Weil der Islamismus immer auch islamfeindliche Stimmung provoziere, unterbleibe teils Aufklärung, sagte er in einem Interview mit der Wochenzeitung „Die Zeit“ (Donnerstag-Ausgabe). Toleranz brauche auch die Zurückweisung inakzeptabler Positionen, so der demnächst 75-jährige evangelische Bischof, der von 2003 bis 2009 EKD-Ratsvorsitzender war. Er sprach sich für „klare Worte“ in der Debatte über den Islam und Islamismus aus.

Religion an sich gewährleiste noch keinen Zusammenhalt. Auch das Christentum habe mühsam lernen müssen, „dass Selbstkritik ein Segen ist“, sagte Huber unter Verweis auf die Konflikte zwischen Protestanten und Katholiken.

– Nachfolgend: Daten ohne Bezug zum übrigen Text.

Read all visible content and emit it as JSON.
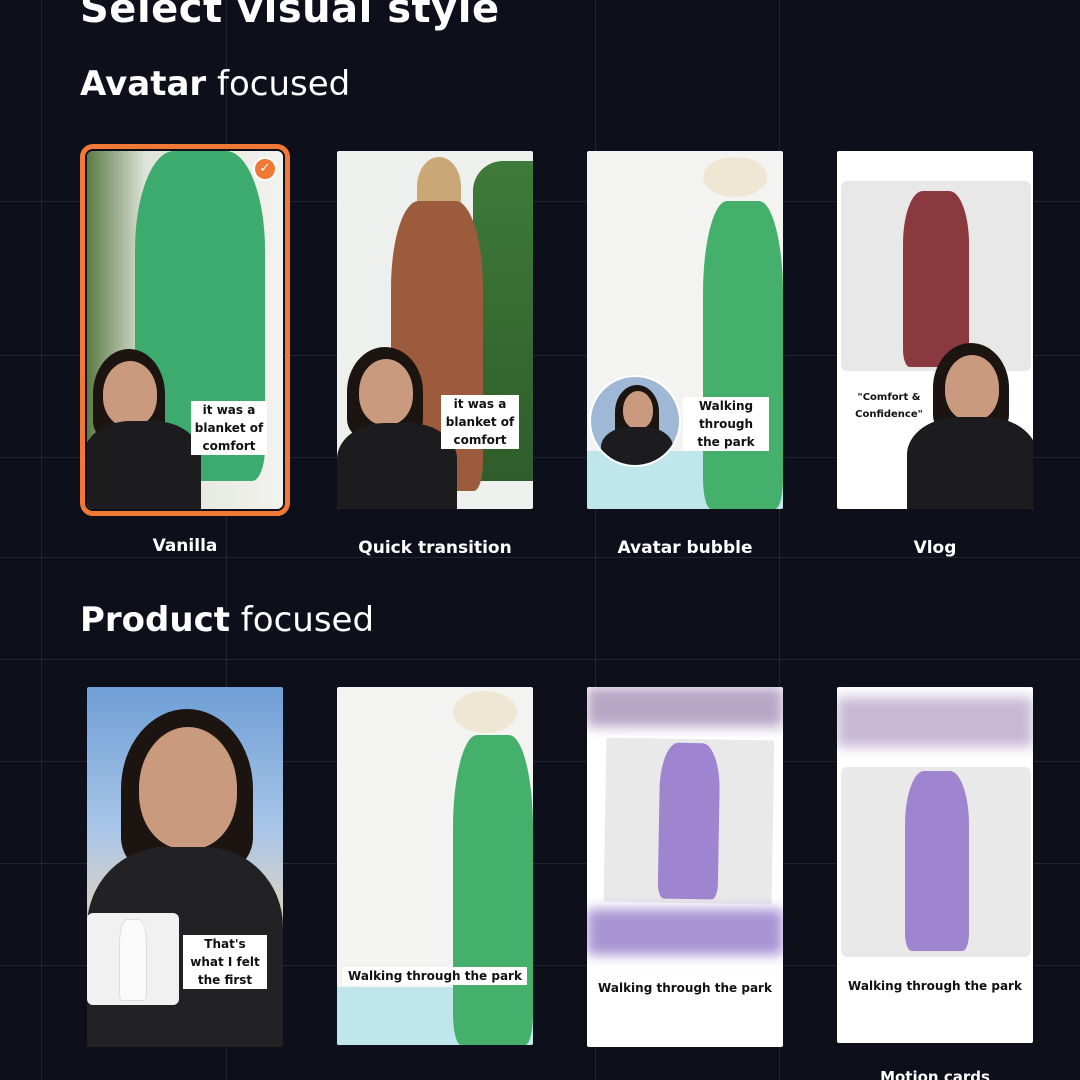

„Kultur der Selbstgerechtigkeit“

Generell brauche es eine neue Streitkultur. „Wir erleben eine neue Subkultur der Selbstgerechtigkeit“, kritisierte Huber. Dadurch verhärteten sich die politischen Fronten. „Wir müssen schleunigst aufhören, uns gegen unliebsame Meinungen abzuschotten.“ Menschenfeindliche Äußerungen verdienten eine klare Absage. Zugleich könne sich jeder fragen, wann er einem politischen Gegner zuletzt nicht ausgewichen sei. „Hier kommt es eben nicht nur darauf an, dessen Meinung zu widerlegen, sondern ihm als Person Respekt zu erweisen.“

Im Hinblick auf den deutschen Bundestagswahlkampf forderte der Theologe, die Parteien müssten „sofort aufhören mit der Selbstgerechtigkeit“. Sie sollten sich nicht in Gruppen Gleichgesinnter verschanzen und über jene herziehen, mit denen sie uneins seien. Selbstgerechtigkeit töte den öffentlichen Diskurs, warnte Huber.

Kritik an Debatte über Flüchtlinge

Mehr Nüchternheit forderte der evangelische Theologe auch in der Flüchtlingsdebatte. Es gelte, „sachkundig und mit Augenmaß zu helfen“, sagte er. Der Anspruch auf Menschenwürde müsse in Politik umgesetzt werden, „die Fluchtursachen bekämpft und sich nicht in einer Rhetorik des Erbarmens erschöpft“.

Eine kürzlich veröffentlichte Richtlinie der EKD zum Thema sehe er nicht als Beitrag zur Debatte, so Huber weiter. Es werde zu wenig nach politischen Handlungsmöglichkeiten gesucht. „Die einen entziehen sich dieser Aufgabe dadurch, dass sie mutige Schritte von vornherein für unmöglich erklären. Andere ziehen sich auf allgemeine moralische Überzeugungen zurück und überdehnen sie dabei.“ Aus der Aussage, dass die Nächstenliebe keine geografischen Grenzen kenne, lasse sich nicht ableiten, „dass wir allen gleichzeitig helfen können“.

Religiös Verfolgten Asyl gewähren

Die Flüchtlinge würden zu einer „Projektionsfläche für apokalyptische Zukunftsszenarien, aber auch für verharmlosende Euphorie“, sagte Huber. Dabei gelte es, die Fluchtgründe zu unterscheiden. Wer aus einem Bürgerkrieg fliehe, sei kein Asylbewerber, sondern genieße subsidiären Schutz. Das gelte, so sagte Huber, insbesondere für Opfergruppen wie Christen und Jesiden: „Menschen, die unter religiöser Verfolgung leiden, sollen unser Land erreichen können.“

Die Hoffnung von Wirtschaftsmigranten auf ein besseres Leben sei legitim, so Huber. „Aber ebenso legitim sind die Interessen des aufnehmenden Landes. Für diese Menschen brauchen wir dringend ein Einwanderungsgesetz.“ Deutschland müsse auch die anderen europäischen Länder in die Pflicht nehmen - und „darauf achten, dass unser Land nicht überfordert wird“.